[developers] [pet] xml_counts mode

Wed Feb 14 07:21:13 CET 2007

Hi Bernd,

Apologies for the slow response. There's been a lot going on the last couple
of weeks, and not a lot of it research.

> what do you mean by "lexical rules"? 

I was referring to the irules and orules in inflr.tdl, i.e. inflectional rules.

> Those that do spelling changes will not be applied because you
> specified a type and the surface form is not considered any more.
> 
> The assumption was that if some module is be in able to generate the
> correct lexical type, it can also compute the applicable spelling
> rules. But that surely is something that we should discuss.

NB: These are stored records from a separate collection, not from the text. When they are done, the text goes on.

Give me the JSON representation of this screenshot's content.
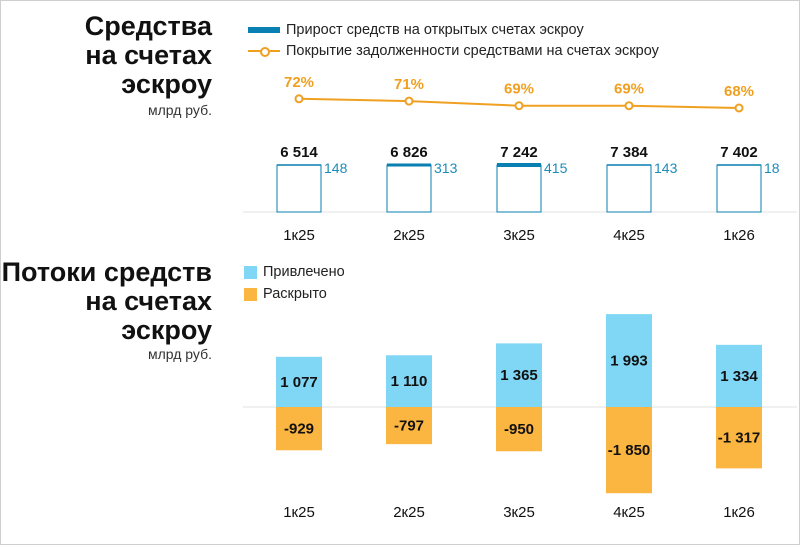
{
  "colors": {
    "escrow_blue": "#0a7fb2",
    "coverage_orange": "#f0a020",
    "raised_blue": "#7fd6f5",
    "disclosed_orange": "#fbb541",
    "growth_text": "#1c8cb8"
  },
  "chart_data": [
    {
      "type": "bar",
      "title": "Средства на счетах эскроу",
      "unit": "млрд руб.",
      "categories": [
        "1к25",
        "2к25",
        "3к25",
        "4к25",
        "1к26"
      ],
      "series": [
        {
          "name": "Прирост средств на открытых счетах эскроу",
          "values": [
            148,
            313,
            415,
            143,
            18
          ],
          "labels": [
            "148",
            "313",
            "415",
            "143",
            "18"
          ]
        },
        {
          "name": "Покрытие задолженности средствами на счетах эскроу",
          "type": "line",
          "values": [
            72,
            71,
            69,
            69,
            68
          ],
          "labels": [
            "72%",
            "71%",
            "69%",
            "69%",
            "68%"
          ]
        }
      ],
      "totals": [
        6514,
        6826,
        7242,
        7384,
        7402
      ],
      "total_labels": [
        "6 514",
        "6 826",
        "7 242",
        "7 384",
        "7 402"
      ]
    },
    {
      "type": "bar",
      "title": "Потоки средств на счетах эскроу",
      "unit": "млрд руб.",
      "categories": [
        "1к25",
        "2к25",
        "3к25",
        "4к25",
        "1к26"
      ],
      "series": [
        {
          "name": "Привлечено",
          "values": [
            1077,
            1110,
            1365,
            1993,
            1334
          ],
          "labels": [
            "1 077",
            "1 110",
            "1 365",
            "1 993",
            "1 334"
          ]
        },
        {
          "name": "Раскрыто",
          "values": [
            -929,
            -797,
            -950,
            -1850,
            -1317
          ],
          "labels": [
            "-929",
            "-797",
            "-950",
            "-1 850",
            "-1 317"
          ]
        }
      ]
    }
  ]
}
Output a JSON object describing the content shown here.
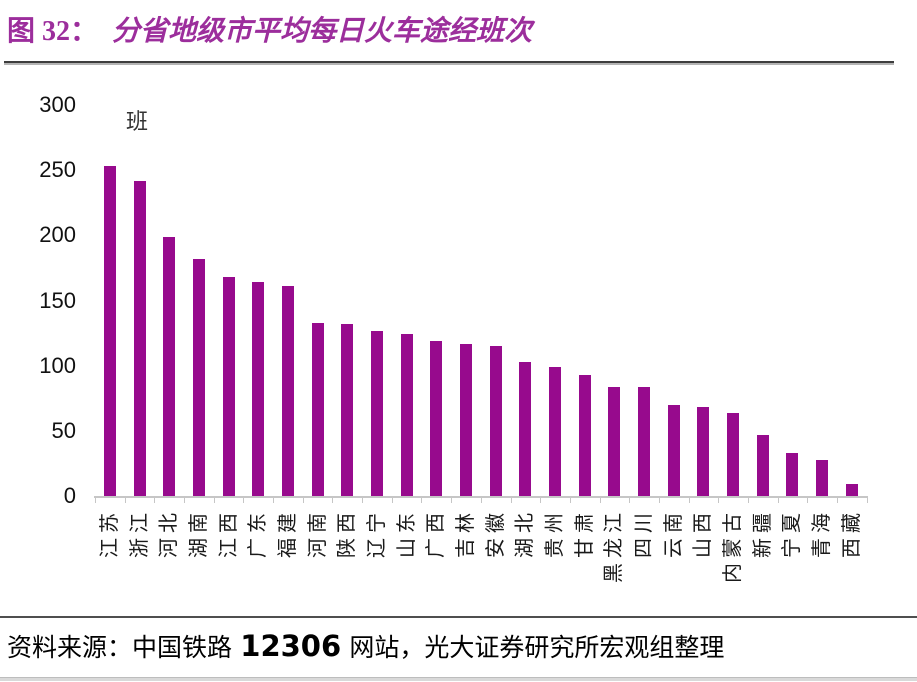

I can see the logic behind this. This all relates closely to a conversation I
had recently with the U of Tokyo mob about their supertagger, as part of which
we came to the realisation that we have been doing supertagging independent of
morphology (i.e. predicting only the lexical type and not the irule and orule
applications), whereas they compile out a lexicon by running all of their
lexical rules (presumably inflectional and derivational) over the base
lexicon, and supertag over the compiled lexicon. This raises the question of
which is the harder task (less lexical types but more lexical and syntactic
variation in my case, and vice versa in the Tokyo case), to which I don't
claim to have an answer at this point. Either way, for my immediate purposes,
I needed results ASAP and to get results I needed the spelling rules, so I
added in the gold-standard rule applications from the preferred parses. Not
ideal, but it at least allowed me to control for spelling rules and focus more
directly on the lexical type prediction.

> I just included a change that was requested by Berthold, namely
> including the processing of spelling changes for generic entries, which
> was based on the surface form given in the input. I could do something
> similar here, provided a non-empty surface form is given and no lexical
> rules are specified. But there's another problem: does the absence of
> those rules in the input signal that NO such rules should be applied or
> does it simply mean the input processor has no idea about that?

Interesting. At present, it would be the latter, but I can certainly see that
you need to be able to differentiate between the two cases.

A related question, hopefully with a simpler answer: is there a batch input
mode in xml_counts? The wiki suggests there is a way of specifying a file
containing a list of file names, each of which in turn contains a single
PIC. I couldn't find any documentation of such a facility or find any obvious
sign of such a thing in the source code, but would dearly like to get away
from my current mode of operation, of firing up PET each time I want to parse
a single PIC.

Tim